Moscow's Gorky Park ditches vodka and rides in hip revival

For years, Moscow's historic Gorky Park, the spooky location of US writer Martin Cruz Smith's thriller, was a tacky, neglected space with ancient rollercoasters, vodka and candy floss.

Now visitors lounge on beanbags, attend mass yoga classes and access free wifi on their laptops.

And the park is set to become one of the city's main venues for contemporary art when Dasha Zhukova, Roman Abramovich's partner, moves her Garage gallery there next year.

It's a strange turn of events for the park, which was laid out in the 1920s to show the new proletariat how to spend their free time in a more "cultured" way, with lectures and concerts.

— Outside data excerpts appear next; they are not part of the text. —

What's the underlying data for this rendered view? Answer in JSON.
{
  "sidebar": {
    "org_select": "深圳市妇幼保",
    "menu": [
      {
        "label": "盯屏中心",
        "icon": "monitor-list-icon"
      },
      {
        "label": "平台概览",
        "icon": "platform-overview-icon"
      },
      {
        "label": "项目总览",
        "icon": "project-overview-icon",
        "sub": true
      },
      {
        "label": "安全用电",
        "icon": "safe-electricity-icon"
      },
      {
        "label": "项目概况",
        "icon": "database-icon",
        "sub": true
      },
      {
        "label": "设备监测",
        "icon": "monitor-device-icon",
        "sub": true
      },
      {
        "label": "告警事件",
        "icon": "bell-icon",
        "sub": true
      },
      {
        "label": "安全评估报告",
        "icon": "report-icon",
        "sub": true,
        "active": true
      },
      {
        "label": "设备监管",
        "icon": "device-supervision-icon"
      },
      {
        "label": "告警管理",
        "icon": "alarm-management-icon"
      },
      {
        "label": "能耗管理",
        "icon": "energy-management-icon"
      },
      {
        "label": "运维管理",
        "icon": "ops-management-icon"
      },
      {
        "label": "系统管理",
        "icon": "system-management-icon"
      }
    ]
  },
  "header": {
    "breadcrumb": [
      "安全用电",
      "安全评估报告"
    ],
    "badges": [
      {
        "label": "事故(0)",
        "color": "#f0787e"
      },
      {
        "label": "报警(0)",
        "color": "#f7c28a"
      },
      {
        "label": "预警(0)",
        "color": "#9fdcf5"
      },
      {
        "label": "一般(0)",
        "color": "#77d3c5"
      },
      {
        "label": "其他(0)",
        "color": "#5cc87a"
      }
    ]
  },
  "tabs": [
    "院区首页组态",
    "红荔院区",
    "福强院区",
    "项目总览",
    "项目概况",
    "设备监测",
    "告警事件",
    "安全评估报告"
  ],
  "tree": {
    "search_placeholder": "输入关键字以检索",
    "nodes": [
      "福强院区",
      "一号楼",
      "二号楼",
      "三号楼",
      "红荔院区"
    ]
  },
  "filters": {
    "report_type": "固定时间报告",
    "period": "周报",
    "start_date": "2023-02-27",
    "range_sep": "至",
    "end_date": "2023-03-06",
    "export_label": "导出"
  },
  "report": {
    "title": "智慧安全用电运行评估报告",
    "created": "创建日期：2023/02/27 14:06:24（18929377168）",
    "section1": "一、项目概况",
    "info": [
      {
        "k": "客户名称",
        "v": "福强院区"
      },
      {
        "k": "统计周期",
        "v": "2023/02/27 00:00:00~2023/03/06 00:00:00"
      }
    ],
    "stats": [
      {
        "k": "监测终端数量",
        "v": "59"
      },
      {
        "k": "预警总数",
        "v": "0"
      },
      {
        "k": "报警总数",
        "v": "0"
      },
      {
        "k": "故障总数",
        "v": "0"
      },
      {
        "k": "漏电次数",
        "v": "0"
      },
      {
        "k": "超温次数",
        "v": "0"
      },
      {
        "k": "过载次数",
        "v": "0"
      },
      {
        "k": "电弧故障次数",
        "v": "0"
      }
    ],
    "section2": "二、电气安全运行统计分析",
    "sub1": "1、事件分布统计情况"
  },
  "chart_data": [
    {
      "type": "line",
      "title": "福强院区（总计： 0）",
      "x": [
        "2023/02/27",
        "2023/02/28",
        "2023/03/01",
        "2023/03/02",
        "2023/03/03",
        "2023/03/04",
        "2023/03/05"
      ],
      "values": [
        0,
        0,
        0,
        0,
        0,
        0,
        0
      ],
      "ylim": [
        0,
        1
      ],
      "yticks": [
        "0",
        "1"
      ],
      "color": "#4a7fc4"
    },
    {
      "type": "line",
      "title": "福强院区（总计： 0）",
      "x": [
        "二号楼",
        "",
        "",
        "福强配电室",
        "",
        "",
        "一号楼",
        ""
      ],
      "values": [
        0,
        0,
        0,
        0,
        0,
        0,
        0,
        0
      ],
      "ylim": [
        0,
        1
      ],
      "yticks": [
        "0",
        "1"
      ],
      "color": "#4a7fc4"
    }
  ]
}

The changes are being pushed through by the park's new director Sergei Kapkov, a close ally of the billionaire Abramovich and who was appointed by the new Moscow mayor Sergei Sobyanin in March.

"We wanted it (the clean-up) a lot - more than the previous park management," he told AFP during a stroll in the park.

"I think Gorky Park is such a symbol of Moscow and the new mayor understands this, so we started moving quite quickly... We absolutely needed to open up the park as a public space for Muscovites."

Kapkov has now been appointed Moscow's park czar, in charge of all its vast parks.

He heads Abramovich's National Football Academy and ran his campaign for governor of the remote Chukotka region, which Kapkov also represented in parliament until he took up the park job.

The most controversial decision was to take down the still popular rides which were the park's trademark, Kapkov said.

Gorky Park had some fairground rides as far back as the 1960s, but the rides multiplied over the 1990s.

"Of course I was a bit worried, but we had to remove the rides in any case. They were 26 to 30 years old. They were in a damaged, dangerous state - it was inevitable," Kapkov said.

The changes have brought new visitors to the park: locals rather than out-of-towners, he said.

- 'Unique experiment for Russia' -

"Last year, 80 percent of visitors were not Muscovites. People came here from the Moscow region for cheap rides, to drink vodka here. Now we don't trade strong alcohol. We have a completely different life," he said.

The park's programme director, Yekaterina Kibovskaya, a journalist who spent several years in New York, echoed the message.

"Everyone is sick of loud music, constantly cooking kebabs on camp fires. I think we are ready to relax in another way," she said.

"We want to show that in our park you can sit on the grass, eat buns and drink some pleasant, non-alcoholic drinks."

Signs thank visitors "for not being mean to the ducklings" and they can leave suggestions in special boxes.

"A lot of people thank us for the changes in the park but a lot of people ask about the children's rides," Kibovskaya said.

One pencilled message pleaded: "Bring back the big wheel," while another said simply: "Keep on doing what you're doing."

Visitors basking in the sun were positive about the changes.

"It's become very beautiful here after the reconstruction," said Alexander Krasnoshtanov, 20, a restaurant manager, who sat on a beanbag with his laptop.

"Mainly I use the wifi or go to the beach. I'm not bothered about the rides, but I would put some in for the children," he said.

"It's interesting for children, because you can cycle, rollerskate... The rides aren't the main thing," said a woman who gave her name as Valentina Vladimirovna, rollerskating with her two daughters.

In a move that would have once seemed unthinkable, Abramovich's partner Zhukova plans to move her contemporary art gallery Garage to the park next year.

In September, Garage will hold its first exhibition in the park as part of the Moscow biennale of contemporary art.

And in May or June next year, it will move into a temporary new home, a 1970s concrete pavilion, said the gallery's director Anton Belov.

"Maybe it's a unique experiment for Russia when we are bringing contemporary art into a park zone, and not an ordinary park, but one that is the most significant in Moscow and maybe even in Russia," Belov said.

"In the park there will be a lot of people for whom it will be the first encounter with contemporary art."

Ultimately Garage plans to move into the Hexagon, a large pavilion built in the 1920s for an agricultural fair by architect Ivan Zholtovsky, later known for classical revival Stalin-era buildings.

"It showed the first avant-garde art exhibitions, the first American cars, the first farm machinery," Belov said. "We need to give it new life."

Little remains of the original building, which was an open summer pavilion, and exactly how to reconstruct it still being discussed. Kapkov said the move could happen in four years.